Apesar destes elementos na história,
Conceição Evaristo não exclui o poder e força da oralidade, ela traz a figura
da Nêngua Kainda que é a materialização da sabedoria, a anciã a qual todos
recorrem para auxiliar nas escolhas que precisam ser tomadas, esta ao avançar da
idade passa a ver e saber muito mais, e assim todos os seus dizeres são sempre
trazidos a memória dos personagens, cada um de sua forma.
Ponciá foge para a cidade, nesse ato ela
desencadeia mudanças nas vidas tanto de seu irmão quanto de sua mãe, ao chegar
na cidade Ponciá não consegue fugir do destino igual de todo retirante negro,
torna-se empregada em casa de família, casa-se com um homem e espera, espera
sempre sentada em um banquinho com o olhar vago ao rememorar lembranças. O seu
irmão Luandi também vai para a cidade, já estando na cidade ele ganha nome na
história, mas não apenas o nome, assim como sua irmã, ele era Luandi José
Ponciá.
Eu sempre costumo reproduzir uma fala de Lélia
Gonzalez “Negro tem que ter nome e sobrenome”, hoje a leitura dessa fala tem um
significado e interpretação, no qual se faz necessário essa afirmação de quem
nós somos como pessoa negra em diáspora, mas para Ponciá que está na transição
dos tempos essa constante reafirmação do seu sobrenome tem outro tipo de
leitura.
O que quero dizer é que a partir de Ponciá
não teriam mais escravizados, não no significado literal da palavra, mas que os
negros continuariam em trabalhos e vidas subalternas. A transição que me refiro
e a do seu avô ter sido ex escravizado, de seu pai que apesar de nascido livre
ter vivido como escravizado, e ela que nasceu livre, e não esteve na terra dos
brancos trabalhando para servir.
Outro assunto de enorme importância é o
fato de Luandi querer e ter se tornado um soldado, durante este processo a
Nêngua Kainda foi essencial para a tomada de consciência pelo rapaz ao perceber
que este não era o poder que o libertaria, apenas estaria servindo ainda mais a
branquitude ajudando a manter em posição de inferioridade o seu próprio povo.

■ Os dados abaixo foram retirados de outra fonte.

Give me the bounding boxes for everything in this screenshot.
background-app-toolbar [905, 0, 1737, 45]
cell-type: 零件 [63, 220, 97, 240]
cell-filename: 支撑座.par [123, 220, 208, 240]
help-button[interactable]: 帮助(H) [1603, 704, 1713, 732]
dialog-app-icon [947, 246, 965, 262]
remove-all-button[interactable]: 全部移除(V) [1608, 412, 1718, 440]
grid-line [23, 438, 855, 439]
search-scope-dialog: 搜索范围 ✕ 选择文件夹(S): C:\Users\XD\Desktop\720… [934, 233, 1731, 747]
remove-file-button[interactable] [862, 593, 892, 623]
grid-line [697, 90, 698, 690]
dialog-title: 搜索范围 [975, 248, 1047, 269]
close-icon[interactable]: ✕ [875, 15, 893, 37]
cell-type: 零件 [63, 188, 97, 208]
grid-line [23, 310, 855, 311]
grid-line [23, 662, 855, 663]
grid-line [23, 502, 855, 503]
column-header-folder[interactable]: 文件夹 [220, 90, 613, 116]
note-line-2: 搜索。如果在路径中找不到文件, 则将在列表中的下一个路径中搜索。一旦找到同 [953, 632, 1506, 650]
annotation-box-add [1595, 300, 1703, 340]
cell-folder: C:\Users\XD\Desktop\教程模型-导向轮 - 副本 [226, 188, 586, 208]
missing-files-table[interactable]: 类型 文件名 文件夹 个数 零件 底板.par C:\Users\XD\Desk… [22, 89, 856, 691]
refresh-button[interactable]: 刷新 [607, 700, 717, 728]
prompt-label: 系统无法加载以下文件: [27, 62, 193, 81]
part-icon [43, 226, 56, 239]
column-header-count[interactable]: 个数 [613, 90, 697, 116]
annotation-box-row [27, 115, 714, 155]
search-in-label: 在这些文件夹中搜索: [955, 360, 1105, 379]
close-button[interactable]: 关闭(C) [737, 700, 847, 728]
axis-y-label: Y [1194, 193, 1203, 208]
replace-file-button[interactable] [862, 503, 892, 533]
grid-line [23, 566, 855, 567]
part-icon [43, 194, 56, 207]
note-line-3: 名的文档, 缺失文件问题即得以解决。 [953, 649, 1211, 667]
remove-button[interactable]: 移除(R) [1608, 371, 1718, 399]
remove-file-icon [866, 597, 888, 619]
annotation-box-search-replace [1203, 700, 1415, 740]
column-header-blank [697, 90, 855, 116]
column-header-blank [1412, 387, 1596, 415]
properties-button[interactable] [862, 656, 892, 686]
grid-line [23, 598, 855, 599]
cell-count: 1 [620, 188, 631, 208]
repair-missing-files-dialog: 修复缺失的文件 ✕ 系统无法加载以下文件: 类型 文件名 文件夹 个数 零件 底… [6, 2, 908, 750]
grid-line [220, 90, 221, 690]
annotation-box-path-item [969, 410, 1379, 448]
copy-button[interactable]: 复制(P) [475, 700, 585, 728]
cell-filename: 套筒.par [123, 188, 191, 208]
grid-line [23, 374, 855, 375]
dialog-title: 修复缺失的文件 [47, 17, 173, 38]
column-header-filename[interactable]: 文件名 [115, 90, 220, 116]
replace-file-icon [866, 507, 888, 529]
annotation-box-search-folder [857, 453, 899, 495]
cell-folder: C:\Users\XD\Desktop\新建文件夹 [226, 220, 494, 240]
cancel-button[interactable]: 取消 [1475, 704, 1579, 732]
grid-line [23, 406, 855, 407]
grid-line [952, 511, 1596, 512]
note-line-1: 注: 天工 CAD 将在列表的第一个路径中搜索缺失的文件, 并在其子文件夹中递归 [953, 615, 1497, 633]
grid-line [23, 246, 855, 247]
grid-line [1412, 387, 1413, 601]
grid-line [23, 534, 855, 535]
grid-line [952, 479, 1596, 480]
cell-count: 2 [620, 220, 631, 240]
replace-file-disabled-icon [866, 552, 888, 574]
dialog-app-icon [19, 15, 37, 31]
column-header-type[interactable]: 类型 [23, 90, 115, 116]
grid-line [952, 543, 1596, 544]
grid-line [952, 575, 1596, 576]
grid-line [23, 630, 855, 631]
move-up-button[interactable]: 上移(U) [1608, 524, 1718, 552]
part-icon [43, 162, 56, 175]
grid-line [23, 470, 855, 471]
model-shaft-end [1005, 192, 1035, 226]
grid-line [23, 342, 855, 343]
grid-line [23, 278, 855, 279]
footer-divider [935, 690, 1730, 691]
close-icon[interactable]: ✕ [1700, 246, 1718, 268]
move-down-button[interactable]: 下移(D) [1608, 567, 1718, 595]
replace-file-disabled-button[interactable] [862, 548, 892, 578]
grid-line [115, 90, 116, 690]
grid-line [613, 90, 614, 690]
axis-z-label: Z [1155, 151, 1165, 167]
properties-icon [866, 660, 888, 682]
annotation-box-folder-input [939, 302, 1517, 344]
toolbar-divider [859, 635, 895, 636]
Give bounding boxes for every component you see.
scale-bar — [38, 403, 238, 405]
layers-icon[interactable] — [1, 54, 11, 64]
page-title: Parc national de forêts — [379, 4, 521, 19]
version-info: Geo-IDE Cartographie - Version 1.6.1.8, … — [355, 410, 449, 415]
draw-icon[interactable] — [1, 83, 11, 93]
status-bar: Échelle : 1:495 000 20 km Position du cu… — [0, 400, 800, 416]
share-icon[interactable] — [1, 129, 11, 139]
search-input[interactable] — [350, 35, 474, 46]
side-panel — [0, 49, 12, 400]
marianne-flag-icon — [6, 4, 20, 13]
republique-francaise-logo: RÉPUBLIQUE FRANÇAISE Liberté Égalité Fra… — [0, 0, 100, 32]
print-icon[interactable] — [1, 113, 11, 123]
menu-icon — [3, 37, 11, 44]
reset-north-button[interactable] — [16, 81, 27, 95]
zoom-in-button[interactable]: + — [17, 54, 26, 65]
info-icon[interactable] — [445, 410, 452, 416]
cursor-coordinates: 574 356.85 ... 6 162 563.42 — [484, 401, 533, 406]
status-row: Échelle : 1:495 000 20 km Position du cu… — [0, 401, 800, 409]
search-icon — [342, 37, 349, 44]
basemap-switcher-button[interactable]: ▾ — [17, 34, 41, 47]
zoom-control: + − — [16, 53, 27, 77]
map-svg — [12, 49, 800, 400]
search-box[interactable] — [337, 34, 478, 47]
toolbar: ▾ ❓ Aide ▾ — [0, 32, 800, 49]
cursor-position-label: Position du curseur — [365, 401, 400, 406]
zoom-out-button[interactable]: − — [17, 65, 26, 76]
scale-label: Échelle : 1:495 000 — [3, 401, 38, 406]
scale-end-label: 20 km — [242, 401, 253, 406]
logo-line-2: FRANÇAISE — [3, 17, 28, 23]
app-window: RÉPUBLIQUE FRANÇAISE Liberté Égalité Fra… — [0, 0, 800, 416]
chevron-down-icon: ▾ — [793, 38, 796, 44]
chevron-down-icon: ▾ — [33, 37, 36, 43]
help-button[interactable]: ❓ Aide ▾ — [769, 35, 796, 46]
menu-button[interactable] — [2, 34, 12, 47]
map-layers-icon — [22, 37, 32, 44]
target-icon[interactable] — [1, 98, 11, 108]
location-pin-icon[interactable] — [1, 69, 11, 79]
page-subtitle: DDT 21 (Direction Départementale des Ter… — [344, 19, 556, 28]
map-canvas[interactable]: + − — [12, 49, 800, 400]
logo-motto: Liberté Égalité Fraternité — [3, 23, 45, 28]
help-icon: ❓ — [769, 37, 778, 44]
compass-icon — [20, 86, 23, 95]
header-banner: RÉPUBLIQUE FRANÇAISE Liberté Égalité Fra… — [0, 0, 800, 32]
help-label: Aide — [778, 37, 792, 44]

Posso resumir a experiência que tive nessa
leitura como impactante, foi rápida demais, produziu reflexões e inquietações
em pouco tempo de leitura, me fez agir rapidamente também, não foi a toa que
fiz logo dois trechos de livro, eu recomendo que sua experiência possa também
ser impactante, eu que já estava acostumada com a leitura de Conceição Evaristo
me surpreendi e reafirmo que foi maravilhosa a leitura de cada linha de Ponciá.